Working Group: Berlin
Authors: Claudia Hummel
#critique of capitalism #critiquing school #comic #critical pedagogy #literature for children

1970, West Berlin. At the height of the Cold War, three years after the revolts staged by students, particularly in Paris, Frankfurt, and (West) Berlin, the publisher Basis Verlag started calling itself a socialist collective. The name of the publisher “Basis Verlag” unmistakably refers to the Marxist pair of terms “base” and “superstructure”. Many of the books they published were about the relations of production, and criticism of mass media. These books also asked how children (in particular those of the working classes) could gain access to designing society through an education intended to be emancipatory.

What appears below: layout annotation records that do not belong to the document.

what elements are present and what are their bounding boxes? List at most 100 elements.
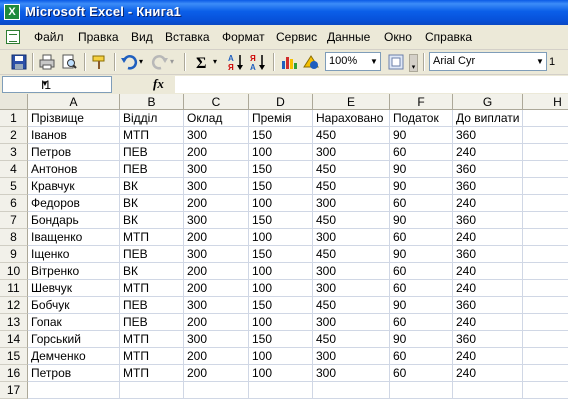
cell-d5[interactable]: 150 [249, 178, 313, 195]
cell-h16[interactable] [523, 365, 568, 382]
cell-b12[interactable]: ПЕВ [120, 297, 184, 314]
cell-h14[interactable] [523, 331, 568, 348]
autosum-dropdown-icon[interactable]: ▾ [213, 57, 217, 66]
row-header[interactable]: 6 [0, 195, 28, 212]
cell-g9[interactable]: 360 [453, 246, 523, 263]
cell-d16[interactable]: 100 [249, 365, 313, 382]
cell-h13[interactable] [523, 314, 568, 331]
column-header-h[interactable]: H [523, 94, 568, 110]
menu-format[interactable]: Формат [222, 30, 265, 44]
zoom-select[interactable]: 100% ▼ [325, 52, 381, 71]
cell-a15[interactable]: Демченко [28, 348, 120, 365]
cell-a3[interactable]: Петров [28, 144, 120, 161]
cell-f14[interactable]: 90 [390, 331, 453, 348]
autosum-icon[interactable]: Σ [193, 53, 211, 71]
cell-f10[interactable]: 60 [390, 263, 453, 280]
cell-a7[interactable]: Бондарь [28, 212, 120, 229]
chart-wizard-icon[interactable] [280, 53, 298, 71]
undo-icon[interactable] [120, 53, 138, 71]
cell-h15[interactable] [523, 348, 568, 365]
cell-h1[interactable] [523, 110, 568, 127]
cell-b14[interactable]: МТП [120, 331, 184, 348]
workbook-icon[interactable] [6, 30, 20, 44]
cell-h17[interactable] [523, 382, 568, 399]
cell-g5[interactable]: 360 [453, 178, 523, 195]
cell-e6[interactable]: 300 [313, 195, 390, 212]
menu-file[interactable]: Файл [34, 30, 64, 44]
cell-c8[interactable]: 200 [184, 229, 249, 246]
cell-d4[interactable]: 150 [249, 161, 313, 178]
cell-d2[interactable]: 150 [249, 127, 313, 144]
cell-g10[interactable]: 240 [453, 263, 523, 280]
cell-b9[interactable]: ПЕВ [120, 246, 184, 263]
cell-g16[interactable]: 240 [453, 365, 523, 382]
format-painter-icon[interactable] [90, 53, 108, 71]
cell-h3[interactable] [523, 144, 568, 161]
cell-c1[interactable]: Оклад [184, 110, 249, 127]
excel-app-icon[interactable]: X [4, 4, 20, 20]
cell-g4[interactable]: 360 [453, 161, 523, 178]
cell-g3[interactable]: 240 [453, 144, 523, 161]
cell-e7[interactable]: 450 [313, 212, 390, 229]
select-all-corner[interactable] [0, 94, 28, 110]
font-name-dropdown-icon[interactable]: ▼ [534, 53, 546, 70]
worksheet-grid[interactable]: A B C D E F G H 1 Прізвище Відділ Оклад Премія Нарахо… [0, 94, 568, 401]
cell-c15[interactable]: 200 [184, 348, 249, 365]
cell-d7[interactable]: 150 [249, 212, 313, 229]
cell-a13[interactable]: Гопак [28, 314, 120, 331]
cell-d8[interactable]: 100 [249, 229, 313, 246]
cell-e1[interactable]: Нараховано [313, 110, 390, 127]
cell-d9[interactable]: 150 [249, 246, 313, 263]
cell-g6[interactable]: 240 [453, 195, 523, 212]
cell-f15[interactable]: 60 [390, 348, 453, 365]
menu-insert[interactable]: Вставка [165, 30, 210, 44]
cell-f12[interactable]: 90 [390, 297, 453, 314]
font-size-select[interactable]: 1 [549, 56, 555, 68]
menu-help[interactable]: Справка [425, 30, 472, 44]
cell-g8[interactable]: 240 [453, 229, 523, 246]
cell-c2[interactable]: 300 [184, 127, 249, 144]
row-header[interactable]: 10 [0, 263, 28, 280]
cell-g13[interactable]: 240 [453, 314, 523, 331]
cell-c16[interactable]: 200 [184, 365, 249, 382]
cell-d11[interactable]: 100 [249, 280, 313, 297]
cell-f5[interactable]: 90 [390, 178, 453, 195]
sort-descending-icon[interactable]: Я А [249, 53, 267, 71]
cell-c14[interactable]: 300 [184, 331, 249, 348]
cell-c3[interactable]: 200 [184, 144, 249, 161]
cell-e11[interactable]: 300 [313, 280, 390, 297]
cell-f8[interactable]: 60 [390, 229, 453, 246]
cell-c7[interactable]: 300 [184, 212, 249, 229]
cell-f11[interactable]: 60 [390, 280, 453, 297]
cell-b13[interactable]: ПЕВ [120, 314, 184, 331]
cell-d13[interactable]: 100 [249, 314, 313, 331]
cell-h10[interactable] [523, 263, 568, 280]
zoom-dropdown-icon[interactable]: ▼ [368, 53, 380, 70]
row-header[interactable]: 7 [0, 212, 28, 229]
cell-b8[interactable]: МТП [120, 229, 184, 246]
cell-h2[interactable] [523, 127, 568, 144]
cell-c4[interactable]: 300 [184, 161, 249, 178]
cell-a8[interactable]: Іващенко [28, 229, 120, 246]
cell-b3[interactable]: ПЕВ [120, 144, 184, 161]
cell-a6[interactable]: Федоров [28, 195, 120, 212]
insert-function-icon[interactable]: fx [153, 76, 164, 92]
cell-b2[interactable]: МТП [120, 127, 184, 144]
cell-c6[interactable]: 200 [184, 195, 249, 212]
row-header[interactable]: 13 [0, 314, 28, 331]
cell-a10[interactable]: Вітренко [28, 263, 120, 280]
cell-e16[interactable]: 300 [313, 365, 390, 382]
column-header-a[interactable]: A [28, 94, 120, 110]
cell-d3[interactable]: 100 [249, 144, 313, 161]
undo-dropdown-icon[interactable]: ▾ [139, 57, 143, 66]
cell-a4[interactable]: Антонов [28, 161, 120, 178]
cell-b4[interactable]: ПЕВ [120, 161, 184, 178]
row-header[interactable]: 11 [0, 280, 28, 297]
print-preview-icon[interactable] [60, 53, 78, 71]
print-icon[interactable] [38, 53, 56, 71]
cell-c5[interactable]: 300 [184, 178, 249, 195]
cell-h9[interactable] [523, 246, 568, 263]
menu-view[interactable]: Вид [131, 30, 153, 44]
menu-tools[interactable]: Сервис [276, 30, 317, 44]
cell-e4[interactable]: 450 [313, 161, 390, 178]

The books and materials were aimed specifically at kindergarten and primary school teachers, interested parents, and possibly at leftist academics.

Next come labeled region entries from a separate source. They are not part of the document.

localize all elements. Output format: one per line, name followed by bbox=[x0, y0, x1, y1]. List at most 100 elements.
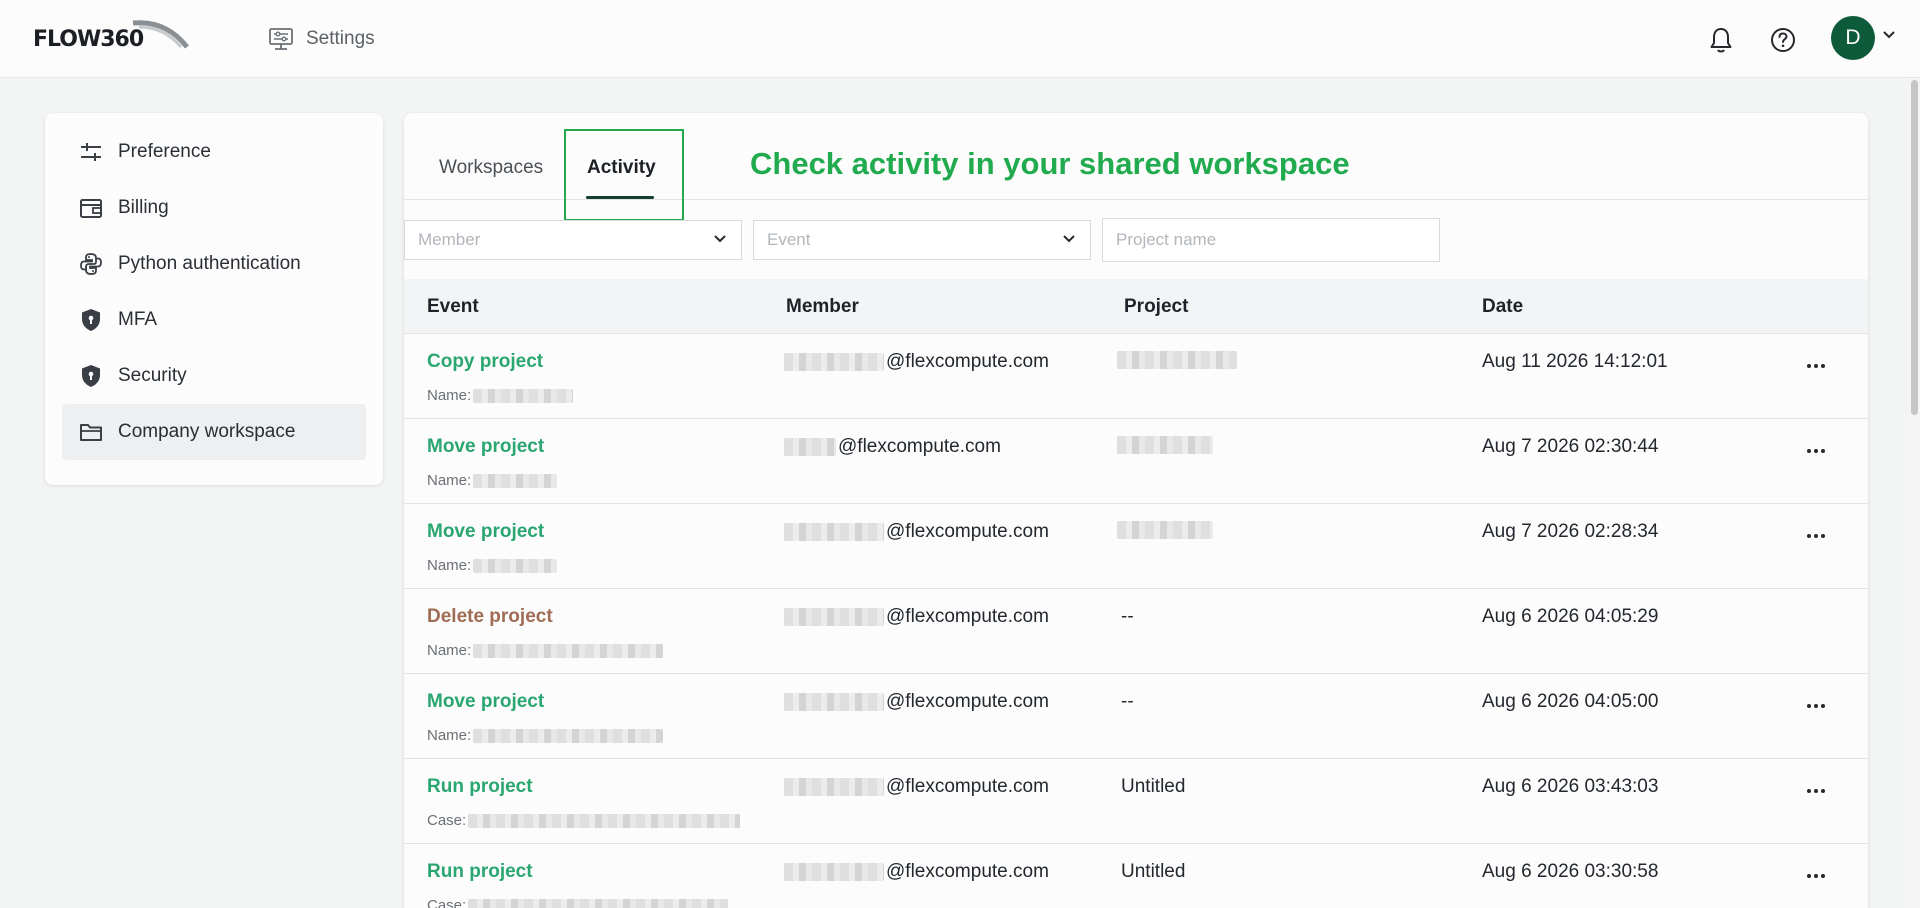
activity-date: Aug 6 2026 03:30:58 bbox=[1482, 861, 1659, 882]
event-filter-placeholder: Event bbox=[767, 230, 811, 249]
redacted-project bbox=[1117, 521, 1213, 539]
member-email: @flexcompute.com bbox=[784, 776, 1049, 798]
project-name: Untitled bbox=[1121, 776, 1186, 797]
sidebar-item-billing[interactable]: Billing bbox=[62, 180, 366, 236]
column-header-event: Event bbox=[427, 296, 479, 317]
project-name: -- bbox=[1121, 691, 1134, 712]
activity-date: Aug 7 2026 02:28:34 bbox=[1482, 521, 1659, 542]
project-cell: Untitled bbox=[1121, 861, 1185, 883]
row-more-button[interactable] bbox=[1802, 781, 1830, 801]
page-scrollbar[interactable] bbox=[1908, 78, 1920, 908]
detail-label: Name: bbox=[427, 557, 472, 574]
column-header-date: Date bbox=[1482, 296, 1524, 317]
member-domain: @flexcompute.com bbox=[886, 606, 1049, 627]
table-row: Run project Case: @flexcompute.com Untit… bbox=[404, 844, 1868, 908]
member-filter-placeholder: Member bbox=[418, 230, 481, 249]
activity-date: Aug 11 2026 14:12:01 bbox=[1482, 351, 1668, 372]
redacted-case bbox=[468, 898, 729, 908]
sidebar-item-mfa[interactable]: MFA bbox=[62, 292, 366, 348]
project-cell: -- bbox=[1121, 691, 1134, 713]
table-row: Run project Case: @flexcompute.com Untit… bbox=[404, 759, 1868, 844]
table-row: Move project Name: @flexcompute.com Aug … bbox=[404, 504, 1868, 589]
sidebar-item-label: Python authentication bbox=[118, 253, 301, 274]
help-circle-icon bbox=[1771, 28, 1795, 52]
more-horizontal-icon bbox=[1807, 449, 1825, 453]
notifications-button[interactable] bbox=[1701, 20, 1741, 60]
member-email: @flexcompute.com bbox=[784, 521, 1049, 543]
sidebar-item-python-authentication[interactable]: Python authentication bbox=[62, 236, 366, 292]
sidebar-item-preference[interactable]: Preference bbox=[62, 124, 366, 180]
event-detail: Name: bbox=[427, 727, 664, 744]
scrollbar-thumb[interactable] bbox=[1911, 80, 1918, 415]
member-email: @flexcompute.com bbox=[784, 436, 1001, 458]
event-link[interactable]: Move project bbox=[427, 691, 544, 713]
sidebar-item-security[interactable]: Security bbox=[62, 348, 366, 404]
event-filter-select[interactable]: Event bbox=[753, 220, 1091, 260]
project-cell bbox=[1117, 521, 1213, 539]
chevron-down-icon bbox=[1063, 235, 1075, 243]
project-name: Untitled bbox=[1121, 861, 1186, 882]
event-link[interactable]: Move project bbox=[427, 521, 544, 543]
redacted-case bbox=[468, 813, 741, 828]
event-link[interactable]: Move project bbox=[427, 436, 544, 458]
column-header-member: Member bbox=[786, 296, 859, 317]
project-name: -- bbox=[1121, 606, 1134, 627]
sidebar-item-company-workspace[interactable]: Company workspace bbox=[62, 404, 366, 460]
tab-workspaces[interactable]: Workspaces bbox=[439, 157, 543, 179]
more-horizontal-icon bbox=[1807, 789, 1825, 793]
row-more-button[interactable] bbox=[1802, 696, 1830, 716]
redacted-username bbox=[784, 608, 884, 626]
detail-label: Name: bbox=[427, 472, 472, 489]
member-domain: @flexcompute.com bbox=[886, 521, 1049, 542]
table-row: Move project Name: @flexcompute.com -- A… bbox=[404, 674, 1868, 759]
settings-sidebar: Preference Billing Python authentication… bbox=[45, 113, 383, 485]
detail-label: Name: bbox=[427, 387, 472, 404]
project-cell bbox=[1117, 351, 1237, 369]
sidebar-item-label: Security bbox=[118, 365, 187, 386]
table-header: Event Member Project Date bbox=[404, 279, 1868, 334]
more-horizontal-icon bbox=[1807, 704, 1825, 708]
shield-lock-icon bbox=[82, 365, 100, 387]
row-more-button[interactable] bbox=[1802, 866, 1830, 886]
redacted-username bbox=[784, 863, 884, 881]
flow360-logo[interactable]: FLOW360 bbox=[33, 20, 189, 54]
detail-label: Name: bbox=[427, 727, 472, 744]
event-detail: Name: bbox=[427, 387, 574, 404]
row-more-button[interactable] bbox=[1802, 441, 1830, 461]
column-header-project: Project bbox=[1124, 296, 1189, 317]
project-cell bbox=[1117, 436, 1213, 454]
more-horizontal-icon bbox=[1807, 534, 1825, 538]
redacted-username bbox=[784, 693, 884, 711]
tab-activity[interactable]: Activity bbox=[587, 157, 656, 179]
detail-label: Name: bbox=[427, 642, 472, 659]
chevron-down-icon bbox=[714, 235, 726, 243]
project-name-input[interactable] bbox=[1116, 230, 1416, 250]
member-domain: @flexcompute.com bbox=[886, 691, 1049, 712]
member-email: @flexcompute.com bbox=[784, 351, 1049, 373]
redacted-project bbox=[1117, 351, 1237, 369]
sidebar-item-label: Billing bbox=[118, 197, 169, 218]
event-link[interactable]: Copy project bbox=[427, 351, 543, 373]
bell-icon bbox=[1710, 28, 1732, 53]
redacted-name bbox=[473, 558, 558, 573]
nav-settings[interactable]: Settings bbox=[268, 24, 375, 54]
member-filter-select[interactable]: Member bbox=[404, 220, 742, 260]
avatar-initial: D bbox=[1845, 26, 1861, 49]
redacted-username bbox=[784, 438, 836, 456]
activity-date: Aug 6 2026 04:05:00 bbox=[1482, 691, 1659, 712]
event-link[interactable]: Delete project bbox=[427, 606, 553, 628]
row-more-button[interactable] bbox=[1802, 526, 1830, 546]
project-cell: -- bbox=[1121, 606, 1134, 628]
detail-label: Case: bbox=[427, 812, 467, 829]
row-more-button[interactable] bbox=[1802, 356, 1830, 376]
chevron-down-icon[interactable] bbox=[1882, 30, 1896, 40]
event-detail: Name: bbox=[427, 642, 664, 659]
more-horizontal-icon bbox=[1807, 364, 1825, 368]
detail-label: Case: bbox=[427, 897, 467, 908]
help-button[interactable] bbox=[1763, 20, 1803, 60]
user-avatar[interactable]: D bbox=[1831, 16, 1875, 60]
activity-table-body: Copy project Name: @flexcompute.com Aug … bbox=[404, 334, 1868, 908]
event-link[interactable]: Run project bbox=[427, 861, 533, 883]
event-link[interactable]: Run project bbox=[427, 776, 533, 798]
redacted-username bbox=[784, 778, 884, 796]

In the context of the research group “Intertwining Histories”, which focuses on the various intersections of art education and colonialism, I asked myself: how and from when was colonialism associated with the criticism of capitalism and made into a subject of discussion within the pedagogic literature of West Germany?
Das Geschichtsbuch / The History Book (1971) was the first educational book I found which brought these two threads – the criticism of capitalism and colonialism – together. First published in Sweden in 1970 by the authors Annika Elmquist, Gittan Jönsson, AnnMari Langemar and Pål Ryberg, it was translated from the Swedish original by Doris Jacobi, Ingrid Schwarz and Peter Jacobi.
The Learning Unit contains a commented version of Das Geschichtsbuch and asks the following questions: Which books do we learn with and why? And, which knowledge was brought into the German speakingrealm of art and education through translations?